A number of brands are already doing great brand-building campaigns in this area. For instance, an Australian wine brand has developed labels that literally come alive when activated, telling the histories of the convicts who inspired the range. Another example is an eco-friendly brand that uses AR to inform consumers of the fact that each of their products is sustainably sourced.
AR-embedded packaging has, however, yet to be fully embraced by the mainstream. Cost and tech constraints have, until fairly recently, made this more the domain of niche brands and social media companies. However, with both media and retail environments becoming increasingly costly and cluttered environments, AR on pack is likely to become more attractive to FMCG as a means of storytelling, engagement,and information sharing – especially as the technology advances and becomes more accessible.

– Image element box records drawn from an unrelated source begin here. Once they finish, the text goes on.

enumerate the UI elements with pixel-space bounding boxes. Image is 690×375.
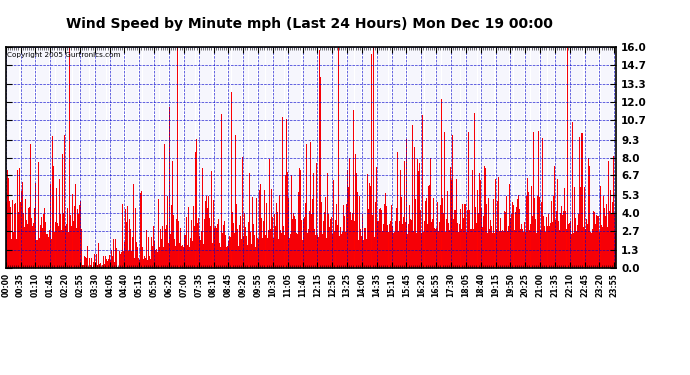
Text: Copyright 2005 Gurtronics.com: Copyright 2005 Gurtronics.com (7, 52, 120, 58)
Text: Wind Speed by Minute mph (Last 24 Hours) Mon Dec 19 00:00: Wind Speed by Minute mph (Last 24 Hours)… (66, 17, 553, 31)
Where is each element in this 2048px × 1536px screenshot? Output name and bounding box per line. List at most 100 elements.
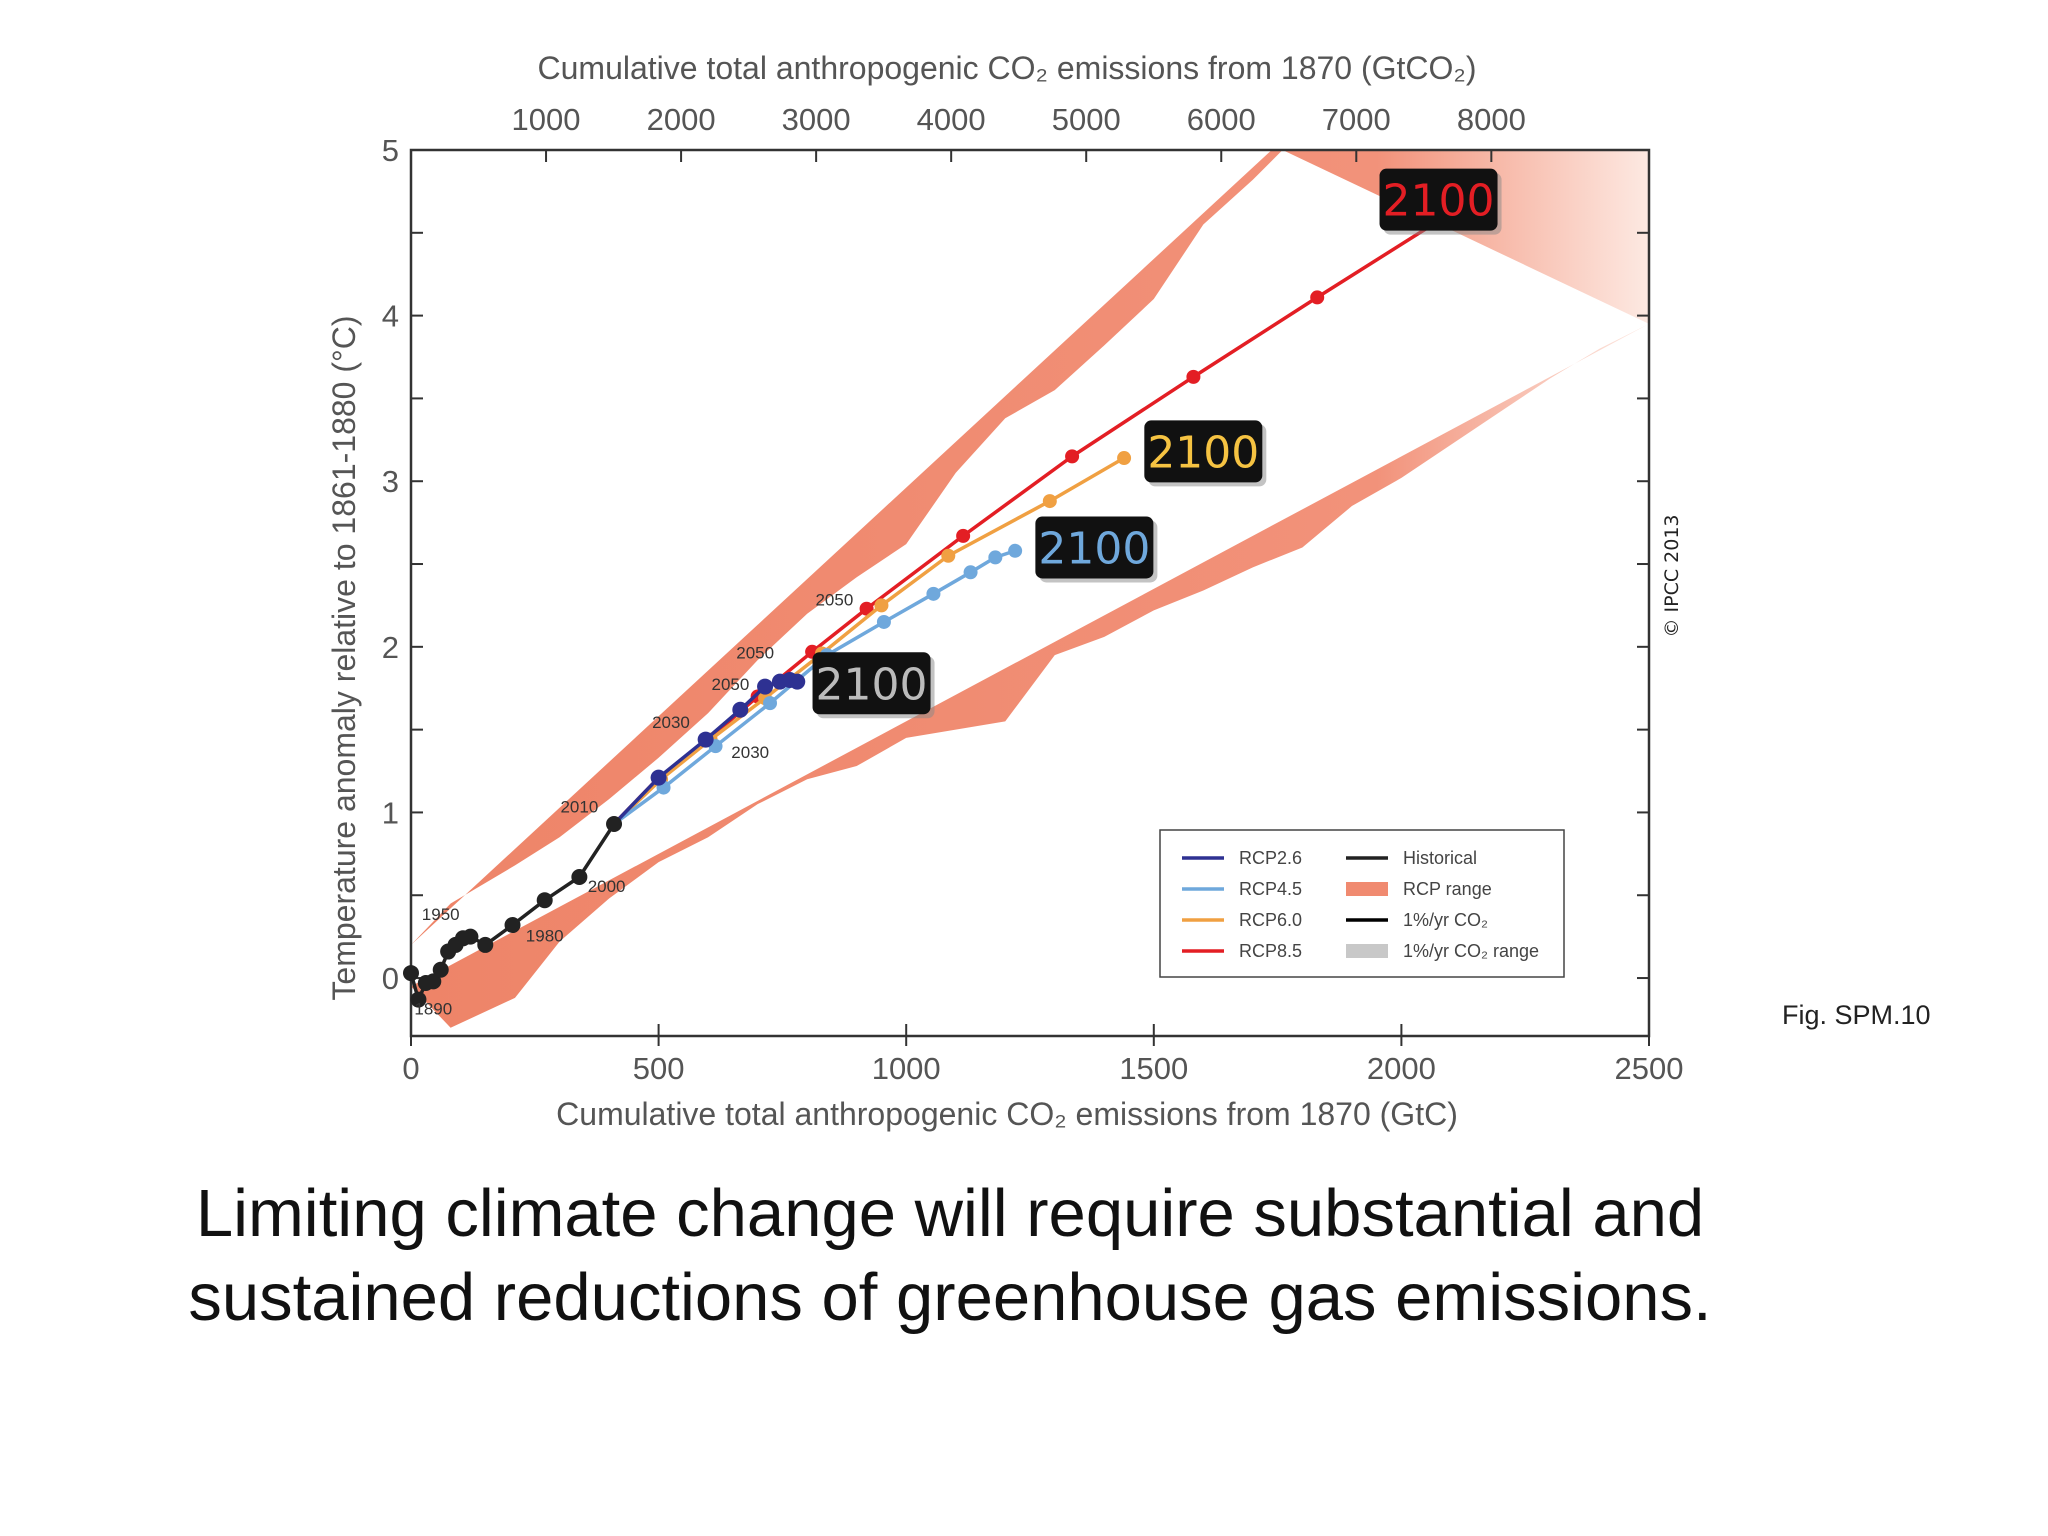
data-point-historical — [536, 892, 553, 909]
data-point-historical — [477, 936, 494, 953]
data-point-historical — [425, 973, 442, 990]
data-point-rcp2-6 — [757, 678, 774, 695]
caption-line-2: sustained reductions of greenhouse gas e… — [188, 1260, 1712, 1335]
year-label: 2050 — [815, 590, 853, 609]
data-point-rcp6-0 — [874, 598, 889, 613]
year-label: 2010 — [560, 797, 598, 816]
year-label: 2030 — [731, 743, 769, 762]
badge-text: 2100 — [816, 659, 928, 710]
top-x-tick-label: 3000 — [782, 102, 851, 137]
legend-label: 1%/yr CO₂ range — [1403, 941, 1539, 961]
year-label: 1950 — [422, 905, 460, 924]
slide-caption: Limiting climate change will require sub… — [150, 1172, 1750, 1340]
data-point-rcp8-5 — [1065, 449, 1080, 464]
y-tick-label: 2 — [382, 630, 399, 665]
badge-2100: 2100 — [1144, 420, 1267, 487]
legend: RCP2.6 Historical RCP4.5 RCP range RCP6.0 1%/… — [1159, 829, 1565, 978]
legend-label: RCP4.5 — [1239, 879, 1302, 899]
plot-frame — [409, 148, 1651, 1038]
top-x-tick-label: 6000 — [1187, 102, 1256, 137]
caption-line-1: Limiting climate change will require sub… — [195, 1176, 1705, 1251]
y-tick-label: 4 — [382, 299, 399, 334]
data-point-rcp8-5 — [859, 601, 874, 616]
y-axis-title: Temperature anomaly relative to 1861-188… — [326, 315, 362, 1000]
badge-layer: 2100 2100 2100 2100 — [812, 168, 1502, 719]
badge-text: 2100 — [1147, 427, 1259, 478]
data-point-historical — [504, 917, 521, 934]
data-point-rcp8-5 — [1310, 290, 1325, 305]
data-point-rcp6-0 — [1042, 494, 1057, 509]
legend-label: RCP range — [1403, 879, 1492, 899]
year-label: 2050 — [711, 675, 749, 694]
axes-frame — [409, 148, 1651, 1038]
copyright-notice: © IPCC 2013 — [1661, 514, 1683, 638]
x-tick-label: 1500 — [1119, 1051, 1188, 1086]
data-point-rcp2-6 — [697, 731, 714, 748]
data-point-historical — [403, 965, 419, 982]
data-point-rcp4-5 — [988, 550, 1003, 565]
year-label: 1890 — [414, 999, 452, 1018]
badge-2100: 2100 — [1035, 516, 1158, 583]
x-tick-label: 500 — [633, 1051, 685, 1086]
series-line-rcp6-0 — [612, 456, 1125, 826]
badge-box — [812, 652, 931, 715]
x-tick-label: 2000 — [1367, 1051, 1436, 1086]
data-point-rcp4-5 — [876, 614, 891, 629]
top-x-tick-label: 1000 — [512, 102, 581, 137]
year-label: 2030 — [652, 713, 690, 732]
x-tick-label: 1000 — [872, 1051, 941, 1086]
top-x-tick-label: 4000 — [917, 102, 986, 137]
data-point-rcp4-5 — [763, 696, 778, 711]
range-layer — [411, 150, 1649, 1028]
data-point-rcp8-5 — [1186, 369, 1201, 384]
badge-2100: 2100 — [812, 652, 935, 719]
top-x-axis-title: Cumulative total anthropogenic CO₂ emiss… — [538, 50, 1477, 86]
tick-layer: 0 500 1000 1500 2000 2500 1000 2000 3000 4000 5000… — [382, 102, 1684, 1086]
rcp-range-band-0 — [411, 150, 1649, 1028]
y-tick-label: 1 — [382, 795, 399, 830]
legend-swatch — [1346, 944, 1388, 958]
legend-label: RCP8.5 — [1239, 941, 1302, 961]
year-label: 2000 — [588, 877, 626, 896]
top-x-tick-label: 5000 — [1052, 102, 1121, 137]
year-label-layer: 1890 1950 1980 2000 2010 2030 2030 2050 2050 2050 — [414, 590, 853, 1018]
data-point-rcp8-5 — [956, 528, 971, 543]
figure-reference: Fig. SPM.10 — [1782, 1000, 1931, 1030]
year-label: 1980 — [526, 927, 564, 946]
y-tick-label: 0 — [382, 961, 399, 996]
badge-box — [1035, 516, 1154, 579]
series-line-rcp4-5 — [612, 549, 1016, 826]
badge-text: 2100 — [1038, 523, 1150, 574]
badge-2100: 2100 — [1379, 168, 1502, 235]
badge-box — [1379, 168, 1498, 231]
x-axis-title: Cumulative total anthropogenic CO₂ emiss… — [556, 1096, 1458, 1132]
data-point-rcp6-0 — [941, 548, 956, 563]
y-tick-label: 5 — [382, 133, 399, 168]
data-point-historical — [606, 816, 623, 833]
legend-label: RCP2.6 — [1239, 848, 1302, 868]
legend-label: RCP6.0 — [1239, 910, 1302, 930]
data-point-rcp2-6 — [650, 769, 667, 786]
top-x-tick-label: 7000 — [1322, 102, 1391, 137]
x-tick-label: 2500 — [1615, 1051, 1684, 1086]
legend-label: Historical — [1403, 848, 1477, 868]
top-x-tick-label: 8000 — [1457, 102, 1526, 137]
x-tick-label: 0 — [402, 1051, 419, 1086]
y-tick-label: 3 — [382, 464, 399, 499]
year-label: 2050 — [736, 643, 774, 662]
legend-swatch — [1346, 882, 1388, 896]
data-point-rcp4-5 — [963, 565, 978, 580]
top-x-tick-label: 2000 — [647, 102, 716, 137]
data-point-rcp6-0 — [1117, 451, 1132, 466]
badge-text: 2100 — [1383, 176, 1495, 227]
data-point-historical — [432, 961, 449, 978]
data-point-historical — [410, 991, 427, 1008]
data-point-rcp4-5 — [926, 586, 941, 601]
data-point-rcp2-6 — [789, 673, 806, 690]
data-point-historical — [462, 928, 479, 945]
data-point-historical — [571, 869, 588, 886]
badge-box — [1144, 420, 1263, 483]
data-point-rcp2-6 — [732, 701, 749, 718]
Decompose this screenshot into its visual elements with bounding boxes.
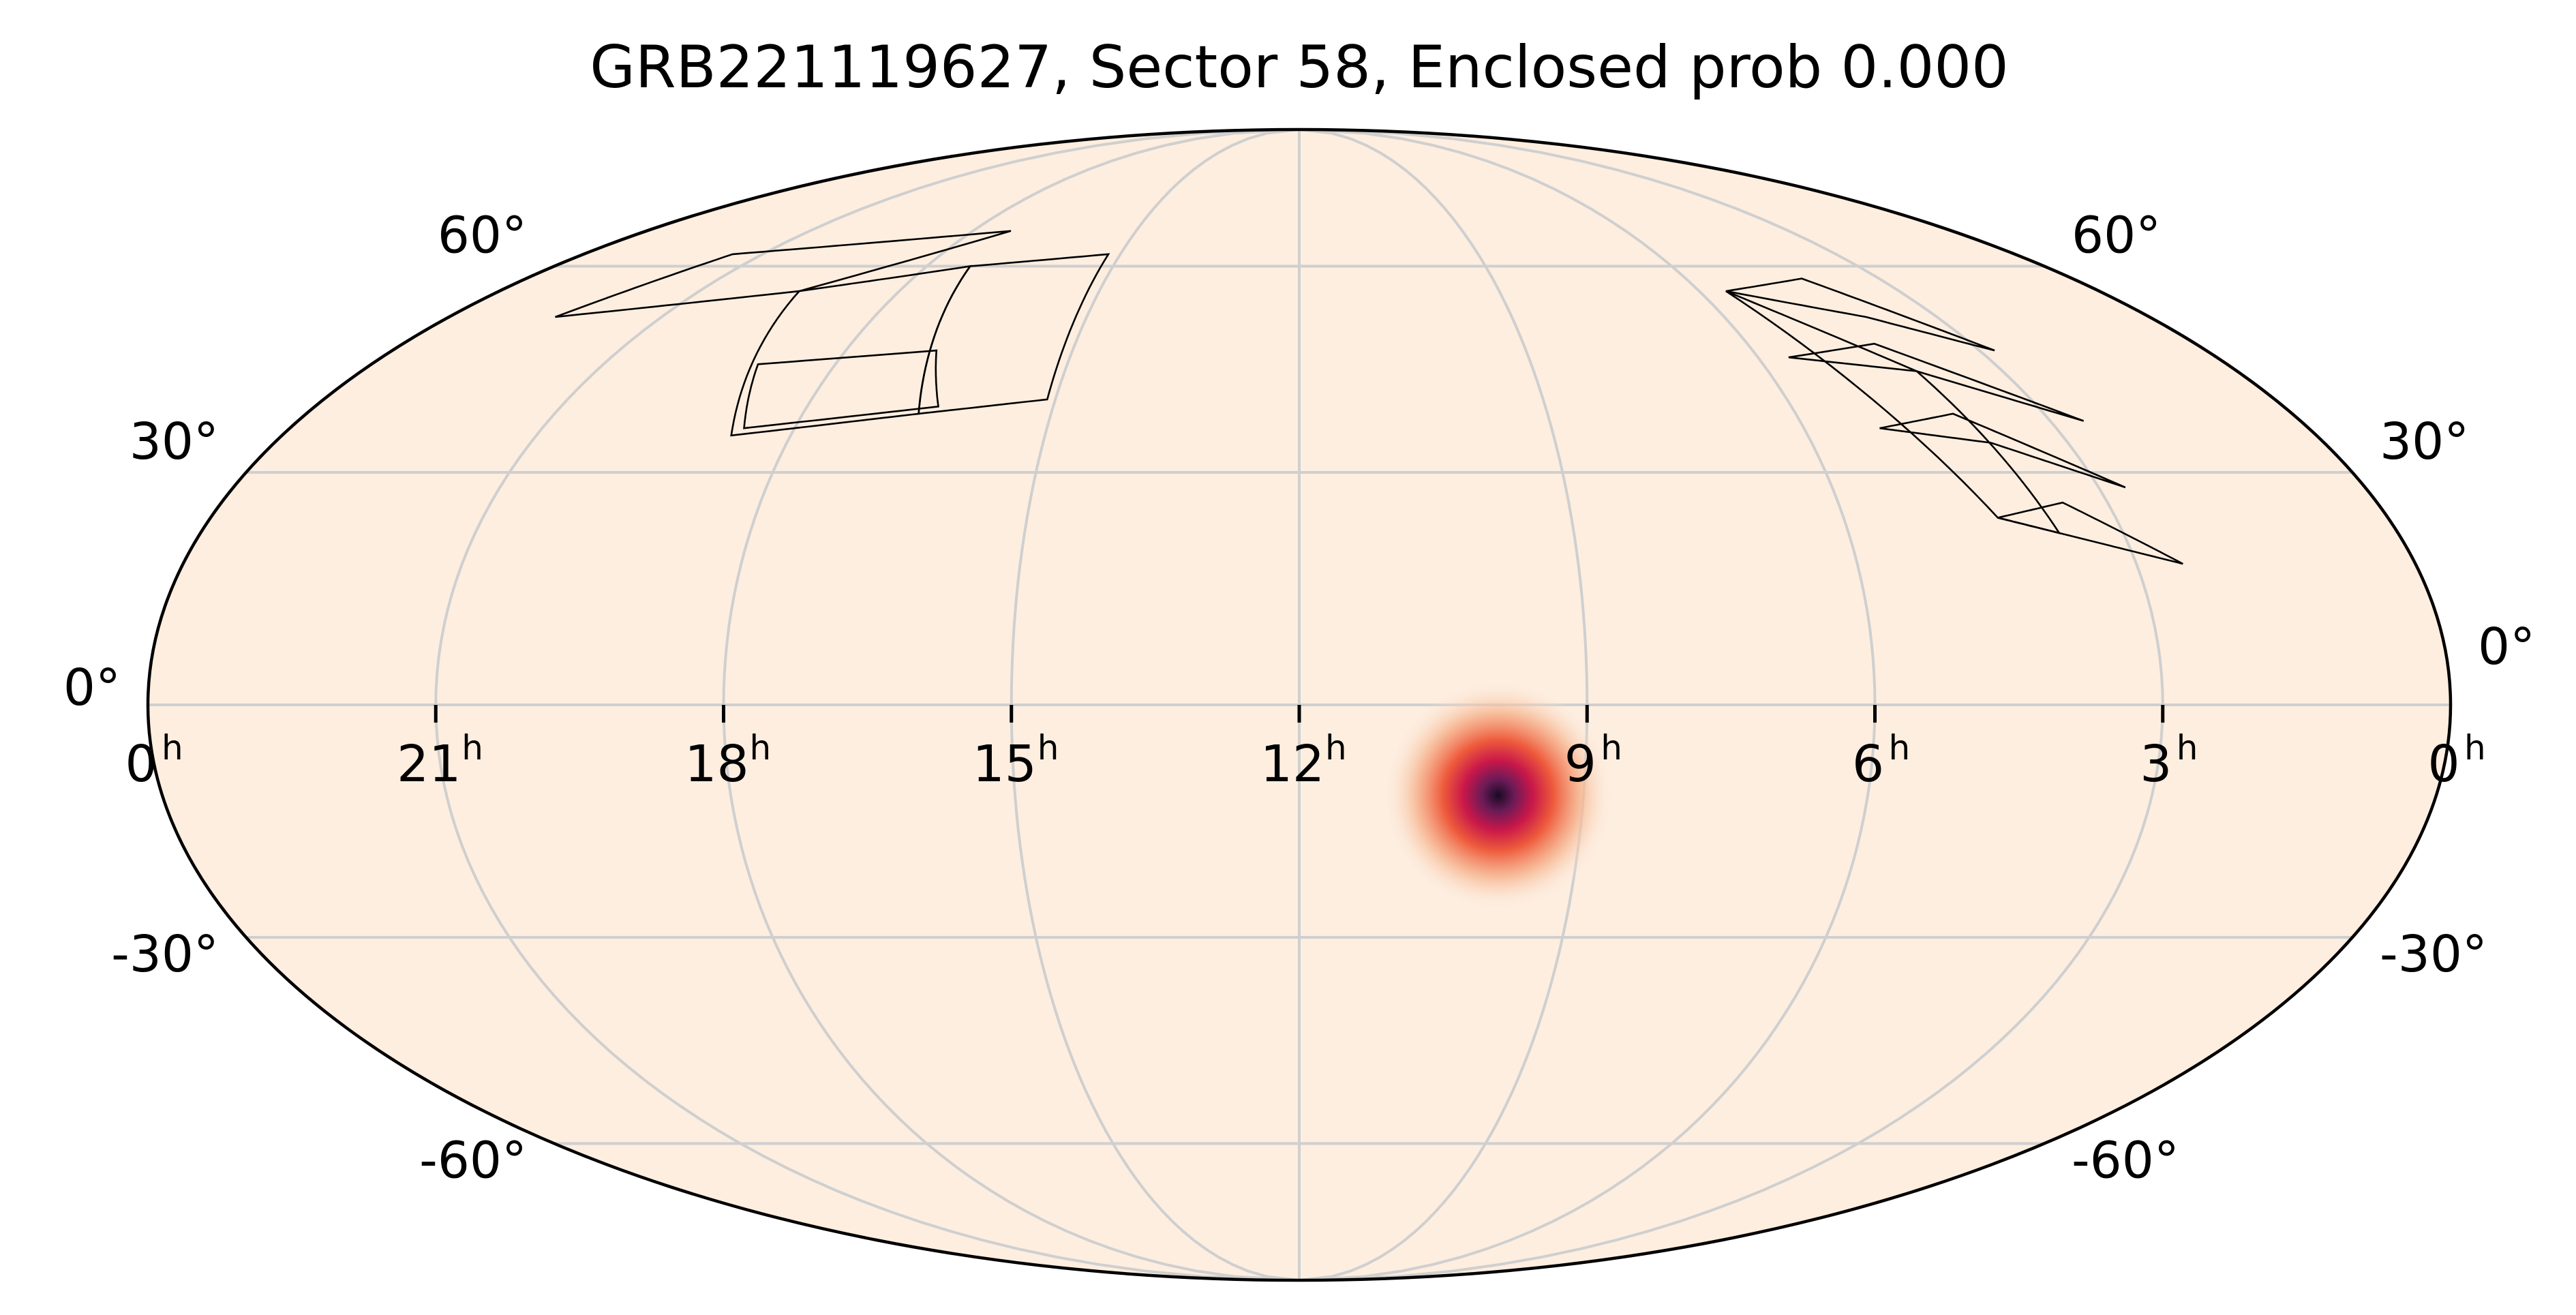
- footprint-ccd-patch-left-lower: [743, 349, 939, 429]
- probability-layer: [1382, 680, 1613, 911]
- ra-tick-label: 18: [684, 735, 748, 793]
- ra-tick-label: 0: [125, 735, 157, 793]
- sky-border: [146, 127, 2453, 1282]
- ra-tick-unit: h: [1601, 728, 1622, 768]
- ra-tick-label: 9: [1564, 735, 1596, 793]
- dec-tick-label-left: 60°: [438, 207, 527, 265]
- footprint-ccd-patch-right-col: [1725, 290, 2061, 534]
- dec-tick-label-right: -60°: [2072, 1131, 2179, 1190]
- chart-title: GRB221119627, Sector 58, Enclosed prob 0…: [590, 33, 2009, 102]
- ra-tick-label: 6: [1852, 735, 1884, 793]
- dec-tick-label-right: 60°: [2072, 207, 2161, 265]
- dec-tick-label-left: 0°: [63, 659, 121, 717]
- dec-tick-label-left: -60°: [419, 1131, 527, 1190]
- ra-tick-unit: h: [1889, 728, 1911, 768]
- dec-tick-label-right: -30°: [2380, 925, 2487, 984]
- ra-tick-label: 0: [2427, 735, 2459, 793]
- ra-tick-unit: h: [750, 728, 772, 768]
- ra-tick-label: 3: [2140, 735, 2172, 793]
- dec-ticks: 60° 60° 30° 30° 0° 0° -30° -30° -60° -60°: [63, 207, 2535, 1190]
- footprint-ccd-patch-left-top: [555, 230, 1012, 318]
- dec-tick-label-right: 30°: [2380, 412, 2469, 471]
- ra-tick-unit: h: [1037, 728, 1059, 768]
- ra-tick-label: 21: [397, 735, 461, 793]
- dec-tick-label-left: -30°: [111, 925, 219, 984]
- ra-tick-unit: h: [2464, 728, 2486, 768]
- footprint-ccd-patch-right-row3: [1879, 412, 2126, 489]
- footprint-ccd-patch-left-mid: [918, 253, 1110, 415]
- dec-tick-label-left: 30°: [130, 412, 219, 471]
- dec-tick-label-right: 0°: [2478, 618, 2535, 676]
- ra-ticks: 0 h 21 h 18 h 15 h 12 h 9 h 6 h 3 h 0 h: [125, 705, 2486, 793]
- probability-peak: [1382, 680, 1613, 911]
- ra-tick-unit: h: [461, 728, 483, 768]
- ra-tick-unit: h: [1325, 728, 1347, 768]
- footprint-ccd-patch-right-row2: [1788, 342, 2085, 422]
- footprint-ccd-patch-right-top: [1725, 277, 1995, 352]
- tess-footprints: [555, 230, 2183, 565]
- ra-tick-label: 12: [1260, 735, 1324, 793]
- ra-tick-unit: h: [162, 728, 183, 768]
- ra-tick-unit: h: [2177, 728, 2198, 768]
- ra-tick-label: 15: [973, 735, 1037, 793]
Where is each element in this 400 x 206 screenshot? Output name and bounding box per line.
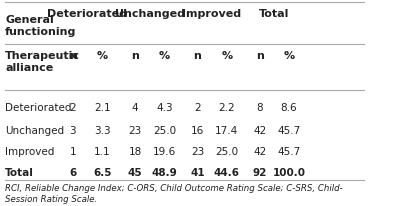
Text: Unchanged: Unchanged [115,9,185,19]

One word of caution. AR is not a worthwhile investment for every brand and shouldn’t be considered just as a novelty-for-novelty’s-sake. The ‘new toy’ factor is likely to wear out in the not too distant future and consumers expectations for such experiences are set high. However, for brands with a layered or multifaceted story to tell, and can envision AR as an integral part of a creative strategy rather than a simple tactic, there is no time like the present! First movers have the best chance to differentiate themselves in any new platform.
One thing is certain, passive consumption is becoming increasingly obsolete, and Gen Z will continue the Millennial demand for interactive and collaborative experiences. As the primary communication interface of any brand, packaging needs to adapt.